Votre article fait référence à une situation dans laquelle « les pandémies deviennent la nouvelle norme ». Nous entendons souvent discuter de la façon dont nous pourrions nous préparer à un tel scénario en termes de soins médicaux et d'équipement. Mais comment s'y préparer sur le plan économique et financier ? Quelle est la meilleure stratégie à long terme si nous assistons régulièrement à des pandémies ?
C'est vraiment une question à un million de dollars, et la réponse variera selon le secteur dans lequel vous vous trouvez. Les experts de l'industrie seront en mesure de donner une réponse beaucoup plus précise pour leur industrie que moi.
Mais globalement, la pandémie de coronavirus a élargi l'ensemble des risques auxquels nous pensons régulièrement. Nous économisons tous (ou voulons économiser) pour un jour de pluie, et il y a maintenant un nouveau type d'averse dont il faut s'inquiéter. Notre article prédit que les agents économiques réagiront à cela avec une prise de risque réduite. Les entreprises s'endetteront moins. Les banques réduiront leurs prêts et factureront des primes de risque plus élevées sur leurs prêts. La prise de conscience des risques supplémentaires devrait à nouveau faire comprendre aux décideurs l'importance de la politique macroprudentielle, c'est-à-dire politiques qui rendent l'économie plus résistante aux crises avant qu'elles ne surviennent. L'une des raisons pour lesquelles le secteur bancaire est plus robuste aujourd'hui qu'il ne l'était il y a 12 ans tient aux réformes réglementaires entreprises depuis lors.

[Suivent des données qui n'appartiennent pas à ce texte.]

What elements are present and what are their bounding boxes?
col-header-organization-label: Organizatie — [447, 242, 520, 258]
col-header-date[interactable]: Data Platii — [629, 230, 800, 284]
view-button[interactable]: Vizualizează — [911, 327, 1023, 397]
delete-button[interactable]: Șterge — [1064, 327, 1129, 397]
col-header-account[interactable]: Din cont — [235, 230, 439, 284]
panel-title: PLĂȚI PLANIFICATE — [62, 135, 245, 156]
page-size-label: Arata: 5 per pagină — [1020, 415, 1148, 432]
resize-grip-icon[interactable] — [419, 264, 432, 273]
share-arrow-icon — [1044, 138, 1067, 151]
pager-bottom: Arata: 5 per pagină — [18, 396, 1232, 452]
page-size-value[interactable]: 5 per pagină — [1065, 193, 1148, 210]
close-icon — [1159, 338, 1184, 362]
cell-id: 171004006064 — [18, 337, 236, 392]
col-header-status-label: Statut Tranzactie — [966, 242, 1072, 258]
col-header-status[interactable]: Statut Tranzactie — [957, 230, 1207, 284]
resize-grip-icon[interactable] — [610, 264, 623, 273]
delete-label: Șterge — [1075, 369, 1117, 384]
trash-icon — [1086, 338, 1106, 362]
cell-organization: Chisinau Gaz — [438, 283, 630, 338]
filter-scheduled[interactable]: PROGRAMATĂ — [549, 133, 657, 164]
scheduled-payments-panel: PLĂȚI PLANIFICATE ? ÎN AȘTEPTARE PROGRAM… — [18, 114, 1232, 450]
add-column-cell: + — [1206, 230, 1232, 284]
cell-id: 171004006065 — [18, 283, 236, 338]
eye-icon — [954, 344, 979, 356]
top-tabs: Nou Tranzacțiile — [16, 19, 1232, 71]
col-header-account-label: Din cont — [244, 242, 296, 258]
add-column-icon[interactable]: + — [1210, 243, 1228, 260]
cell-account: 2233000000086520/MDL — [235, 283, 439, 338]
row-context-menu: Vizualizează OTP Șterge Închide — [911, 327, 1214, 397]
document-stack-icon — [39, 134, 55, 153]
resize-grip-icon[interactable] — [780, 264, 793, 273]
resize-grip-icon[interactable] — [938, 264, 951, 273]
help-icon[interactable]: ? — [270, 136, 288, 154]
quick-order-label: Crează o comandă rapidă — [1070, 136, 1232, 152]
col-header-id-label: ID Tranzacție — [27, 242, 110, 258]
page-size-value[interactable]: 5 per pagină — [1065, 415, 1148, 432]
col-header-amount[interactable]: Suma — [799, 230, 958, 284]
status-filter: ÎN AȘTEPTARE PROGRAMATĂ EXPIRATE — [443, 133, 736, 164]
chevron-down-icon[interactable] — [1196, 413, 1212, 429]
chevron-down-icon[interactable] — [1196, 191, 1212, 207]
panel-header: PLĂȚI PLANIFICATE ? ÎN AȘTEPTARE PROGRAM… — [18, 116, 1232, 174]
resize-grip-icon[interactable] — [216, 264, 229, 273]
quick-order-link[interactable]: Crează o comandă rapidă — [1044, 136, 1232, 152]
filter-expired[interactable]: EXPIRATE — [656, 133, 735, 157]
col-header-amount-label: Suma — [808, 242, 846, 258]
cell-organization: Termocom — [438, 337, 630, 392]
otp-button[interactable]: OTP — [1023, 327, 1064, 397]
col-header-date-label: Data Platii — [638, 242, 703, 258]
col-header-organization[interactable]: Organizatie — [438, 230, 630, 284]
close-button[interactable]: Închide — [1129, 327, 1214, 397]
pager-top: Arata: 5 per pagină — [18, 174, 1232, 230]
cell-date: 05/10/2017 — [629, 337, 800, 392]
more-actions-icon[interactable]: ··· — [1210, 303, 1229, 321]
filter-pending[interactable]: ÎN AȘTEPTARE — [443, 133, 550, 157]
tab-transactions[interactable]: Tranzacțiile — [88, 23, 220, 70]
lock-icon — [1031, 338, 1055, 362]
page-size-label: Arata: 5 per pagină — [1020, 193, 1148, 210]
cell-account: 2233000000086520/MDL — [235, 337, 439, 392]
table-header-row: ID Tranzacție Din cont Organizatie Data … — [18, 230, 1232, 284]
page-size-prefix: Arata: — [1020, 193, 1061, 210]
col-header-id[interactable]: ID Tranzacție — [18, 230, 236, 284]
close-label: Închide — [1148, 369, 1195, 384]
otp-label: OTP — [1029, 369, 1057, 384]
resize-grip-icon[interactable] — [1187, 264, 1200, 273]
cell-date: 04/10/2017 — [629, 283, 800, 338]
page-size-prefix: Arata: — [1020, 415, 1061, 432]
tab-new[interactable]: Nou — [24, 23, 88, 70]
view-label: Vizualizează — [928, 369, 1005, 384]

Cependant, il est également important de ne pas réagir de manière excessive. Les précautions ne sont pas gratuites. Les politiques qui rendent le système financier moins fragile en cas de crise rendent également l'économie plus petite, et il y a un moment où les coûts de la politique macroprudentielle peuvent l'emporter sur les avantages. Dans un autre papier, nous étudions ce compromis dans le contexte de la réglementation des fonds propres bancaires et constatons que les exigences de fonds propres actuelles sont proches de l'optimum.